Background: Glycogen synthase kinase-3β (GSK-3β) in mitochondria has been shown to facilitate opening of the permeability transition pore, a trigger of cell death in diverse pathological conditions including myocardial ischemia/reperfusion. However, mechanisms of its translocation to mitochondria remain unresolved. Here we examined roles of interacting proteins for GSK3β to translocate to mitochondria and possible presence of a mitochondrial targeting sequence (MTS) in GSK-3β.
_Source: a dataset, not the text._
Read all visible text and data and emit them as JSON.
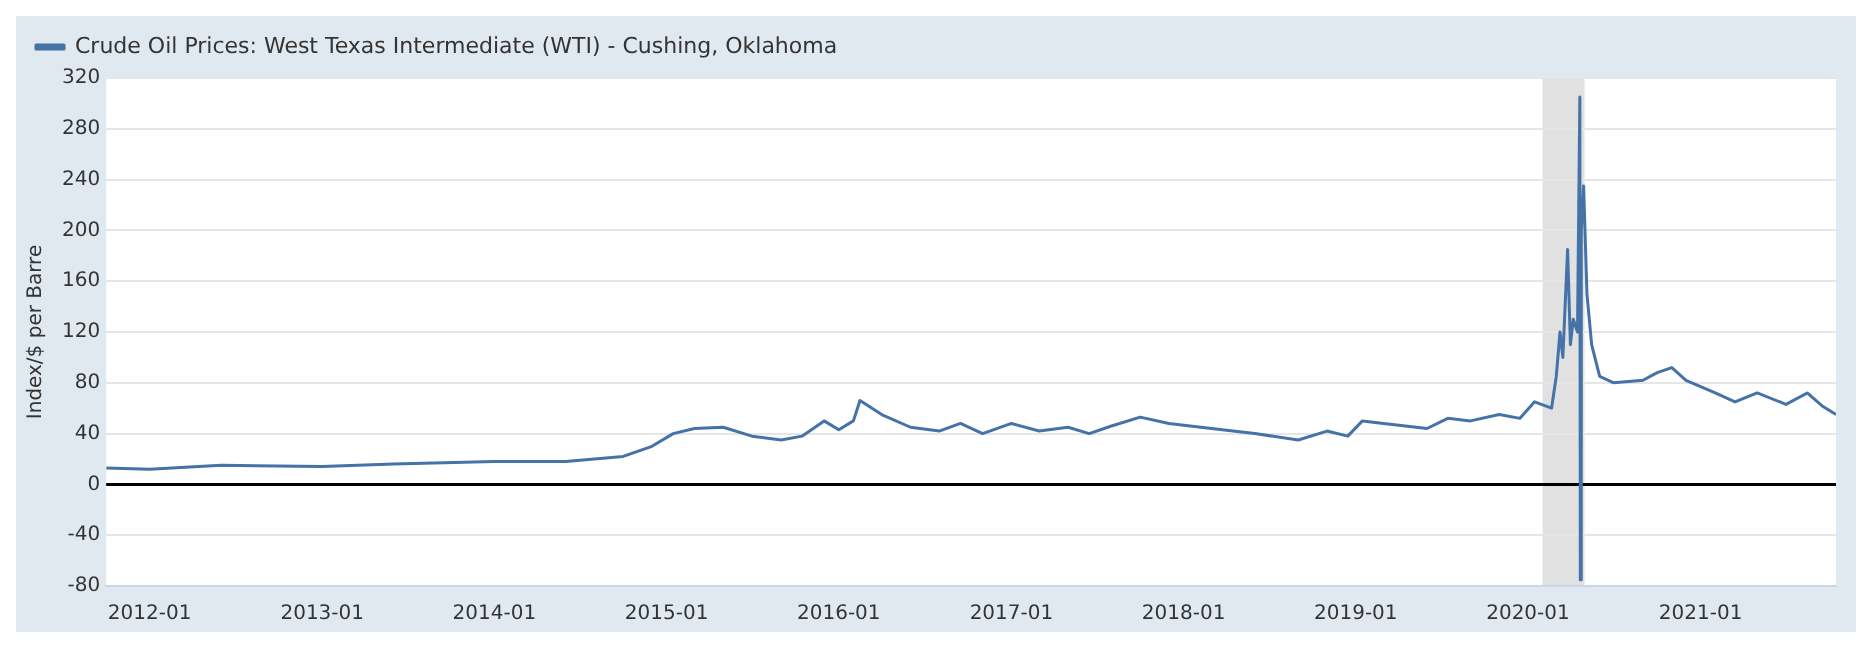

Methods and Results: H9c2 cardiomyocytes were transfected with EGFP-tagged GSK-3β (WT) or kinase-deficient GSK-3β (K85R). Forty-eight hours after transfection, the mitochondria were stained with MitoTracker Red. Observation by time-lapse microscopy (Eclipse Ti-E, Nikon) revealed that WT but not K85R translocated from the cytosol to the mitochondria and induced cell death after exposure to H2O2 (10 μM). The prevalence of apoptosis was significantly lower in K85R-transfected cells than in WT-transfected cells (22±4% vs. 31±5%). Two-dimensional gel electrophoresis of anti-GSK-3β-immunoprecipitates obtained from H9c2 cell lysates revealed that exposure to H2O2 increased the density of nine spots on the 2D-gel, one of which was shown to contain voltage-dependent anion channel (VDAC) 2 by TOF/MS analysis. Transfection of H9c2 cells with VDAC2-siRNA significantly attenuated mitochondrial translocation of WT in response to H2O2 challenge compared with transfection of control-siRNA (GSK-3β-positive mitochondria/total mitochondria=36±3% vs. 76±3%). Based on similarities to known mitochondrial targeting sequences (MTSs), we hypothesized that GSK-3β contains an MTS consisting of N-terminal 15 amino acid residues dotted with positively charged amino acid residues, R4, R6 and K15. To analyze the function of the possible MTS, one of these amino acid residues was replaced with alanine by site-directed mutagenesis. Among the mutants, K15A, but not R6A and R4A, showed significant attenuation in mitochondrial translocation after 5 min-exposure to H2O2 compared with WT (45±5%, 51±5%, 75±7% vs. 76±3%).
Conclusion: Kinase activity of GSK-3β and interaction with VDAC2 significantly promote translocation of GSK-3β to mitochondria. An N-terminal domain of GSK-3β, possibly as an MTS, may mediate its mitochondrial translocation in response to oxidative stress. We propose that suppression of mitochondrial translocation of GSK-3β by modifying interaction with VDAC2 and/or N-terminal MTS could be a novel therapeutic strategy to suppress ischemia/reperfusion injury.